The President appeared to be in an upbeat mood... and was probably a little bit too excited for her SONA, as she stepped up to give her speech even before the singing of the National Anthem. Whoops. I expect several Protocol Officers to get a really good tongue lashing later, as well this little incident getting blown totally out of proportion by the media and her enemies.
Quite a bit of names congratulated there, and not a few ribbing. She even took a playful jab at Makati Rep. Teddy Boy Locsin.

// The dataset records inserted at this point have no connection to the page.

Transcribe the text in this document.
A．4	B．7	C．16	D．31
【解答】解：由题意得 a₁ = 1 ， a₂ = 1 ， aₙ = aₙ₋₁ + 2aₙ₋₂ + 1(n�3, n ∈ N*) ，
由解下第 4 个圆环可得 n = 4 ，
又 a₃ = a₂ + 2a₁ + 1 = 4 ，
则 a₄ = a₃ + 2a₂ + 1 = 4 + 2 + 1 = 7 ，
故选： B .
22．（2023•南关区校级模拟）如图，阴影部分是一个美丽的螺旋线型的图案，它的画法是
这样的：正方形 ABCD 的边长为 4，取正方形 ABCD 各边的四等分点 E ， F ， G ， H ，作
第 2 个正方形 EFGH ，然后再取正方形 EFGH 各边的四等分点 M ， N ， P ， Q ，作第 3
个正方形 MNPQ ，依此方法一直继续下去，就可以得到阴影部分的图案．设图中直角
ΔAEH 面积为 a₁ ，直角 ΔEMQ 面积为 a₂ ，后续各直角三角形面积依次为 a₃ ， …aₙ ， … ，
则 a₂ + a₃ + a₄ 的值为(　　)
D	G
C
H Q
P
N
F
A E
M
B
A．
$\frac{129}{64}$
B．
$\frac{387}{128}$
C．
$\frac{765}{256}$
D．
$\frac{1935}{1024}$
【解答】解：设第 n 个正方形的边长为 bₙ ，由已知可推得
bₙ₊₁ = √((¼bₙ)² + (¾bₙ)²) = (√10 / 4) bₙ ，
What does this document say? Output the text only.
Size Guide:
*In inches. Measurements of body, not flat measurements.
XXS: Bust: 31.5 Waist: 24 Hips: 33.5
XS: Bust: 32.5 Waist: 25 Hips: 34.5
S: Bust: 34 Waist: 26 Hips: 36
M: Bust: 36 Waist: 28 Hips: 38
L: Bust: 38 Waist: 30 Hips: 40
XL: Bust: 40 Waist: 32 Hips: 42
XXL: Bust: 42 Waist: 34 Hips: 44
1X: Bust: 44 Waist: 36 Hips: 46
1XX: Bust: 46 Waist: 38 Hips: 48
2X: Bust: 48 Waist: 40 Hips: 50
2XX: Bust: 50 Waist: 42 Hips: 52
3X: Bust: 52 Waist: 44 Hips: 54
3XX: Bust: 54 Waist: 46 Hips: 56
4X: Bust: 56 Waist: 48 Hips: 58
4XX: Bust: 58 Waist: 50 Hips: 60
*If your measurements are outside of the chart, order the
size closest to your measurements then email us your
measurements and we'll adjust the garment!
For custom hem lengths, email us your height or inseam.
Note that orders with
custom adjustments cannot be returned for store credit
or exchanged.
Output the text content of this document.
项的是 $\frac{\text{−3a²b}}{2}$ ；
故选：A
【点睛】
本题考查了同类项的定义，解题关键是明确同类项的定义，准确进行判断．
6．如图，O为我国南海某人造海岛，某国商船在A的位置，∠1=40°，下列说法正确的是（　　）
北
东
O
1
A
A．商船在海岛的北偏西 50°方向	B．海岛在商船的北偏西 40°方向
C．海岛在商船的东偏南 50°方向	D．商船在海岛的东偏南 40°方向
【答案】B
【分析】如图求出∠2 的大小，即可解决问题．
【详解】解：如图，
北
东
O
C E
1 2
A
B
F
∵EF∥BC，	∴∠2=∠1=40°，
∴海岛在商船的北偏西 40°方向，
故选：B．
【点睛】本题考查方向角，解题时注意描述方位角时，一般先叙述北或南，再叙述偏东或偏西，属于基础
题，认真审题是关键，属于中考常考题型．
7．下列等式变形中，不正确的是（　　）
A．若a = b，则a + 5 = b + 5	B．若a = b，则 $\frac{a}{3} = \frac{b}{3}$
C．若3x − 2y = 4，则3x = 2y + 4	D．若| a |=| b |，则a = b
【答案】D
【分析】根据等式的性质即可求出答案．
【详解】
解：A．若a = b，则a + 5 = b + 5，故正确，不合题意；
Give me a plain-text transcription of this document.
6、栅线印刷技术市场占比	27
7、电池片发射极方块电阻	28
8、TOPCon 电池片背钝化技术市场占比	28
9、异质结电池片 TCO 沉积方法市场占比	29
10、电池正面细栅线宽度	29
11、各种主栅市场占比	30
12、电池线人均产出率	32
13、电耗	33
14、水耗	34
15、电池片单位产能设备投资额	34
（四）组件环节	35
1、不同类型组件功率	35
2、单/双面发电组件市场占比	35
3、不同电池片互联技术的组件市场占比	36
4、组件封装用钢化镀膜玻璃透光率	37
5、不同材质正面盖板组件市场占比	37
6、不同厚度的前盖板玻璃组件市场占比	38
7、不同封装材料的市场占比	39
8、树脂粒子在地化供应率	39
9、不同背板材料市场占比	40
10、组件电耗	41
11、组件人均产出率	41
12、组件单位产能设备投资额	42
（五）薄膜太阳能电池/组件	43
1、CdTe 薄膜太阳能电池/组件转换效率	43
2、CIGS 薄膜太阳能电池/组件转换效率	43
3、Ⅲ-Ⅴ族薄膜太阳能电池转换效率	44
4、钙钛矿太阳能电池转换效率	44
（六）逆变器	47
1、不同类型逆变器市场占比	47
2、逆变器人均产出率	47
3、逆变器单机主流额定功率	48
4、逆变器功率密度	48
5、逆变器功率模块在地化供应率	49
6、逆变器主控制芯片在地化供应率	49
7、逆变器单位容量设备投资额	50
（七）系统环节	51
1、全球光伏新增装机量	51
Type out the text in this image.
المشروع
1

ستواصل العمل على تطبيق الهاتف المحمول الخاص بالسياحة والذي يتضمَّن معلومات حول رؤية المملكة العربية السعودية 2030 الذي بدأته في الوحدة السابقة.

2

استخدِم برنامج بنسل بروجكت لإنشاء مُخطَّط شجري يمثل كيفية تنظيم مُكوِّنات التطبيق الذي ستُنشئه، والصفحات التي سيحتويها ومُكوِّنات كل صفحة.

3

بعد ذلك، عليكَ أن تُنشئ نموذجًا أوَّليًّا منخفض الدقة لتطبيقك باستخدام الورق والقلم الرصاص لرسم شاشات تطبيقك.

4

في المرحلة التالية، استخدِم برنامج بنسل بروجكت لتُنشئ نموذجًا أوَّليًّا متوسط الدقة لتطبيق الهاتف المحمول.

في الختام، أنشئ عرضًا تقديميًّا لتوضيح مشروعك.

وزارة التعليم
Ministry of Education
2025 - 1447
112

She rattled off quite a good number of programs, nearly all of it infrastructure in nature: roads, sea and air facilities, railways... In one sense, the construction of all these transportation infrastructure makes sense on a strategic level: roads, rail facilities, seaports and aerodromes are not called "arteries" for nothing. These are the essential pipelines through which a nation's economy and growth flow through, and development is usually interconnected, pun not intended, with the level of development of such. A bad road usually means less progress coming into a locale, just as a well-paved and maintained highway quite literally speeds up the flow of investments and people into a place.
Of course, as the Prez continued to rattle off all those projects - some of which, she said, are in place already - my mind had one question: where are we going to get the money for all this?
Is that why she started her SONA by saying we not only have money to pay off the national debt, but to build needed infrastructure?
And I don't think she should have spent the amount of time she did in praising Gen. Palparan. She's currently under flak for the disappearance and deaths of Leftists; heaping such accolades on the man regarded as the foremost hunter of the Left in the Philippines might not be good PR. People would say she's sancitoning extra-judicial killings now, straight from her own mouth, even if there really is no proof until now that the military, and Palparan in particular, are behind many if not all of the deaths and disappearances.
It's also good to see a new guy at the helm of the Senate. I have nothing against a Senate that is indepedent and even critical of the Executive Branch; the principle of the Separation of Powers only holds if all three branches are strong. But, given the context of Frank Drilon's actions since 8 July 2005, the Senate's activities appeared to go beyond mere fiscalizing.
Now that a man without (immediate) ulterior motives on the Presidency is at the Senate's helm, perhaps it would be a more productive one, and not just plain destructively noisy.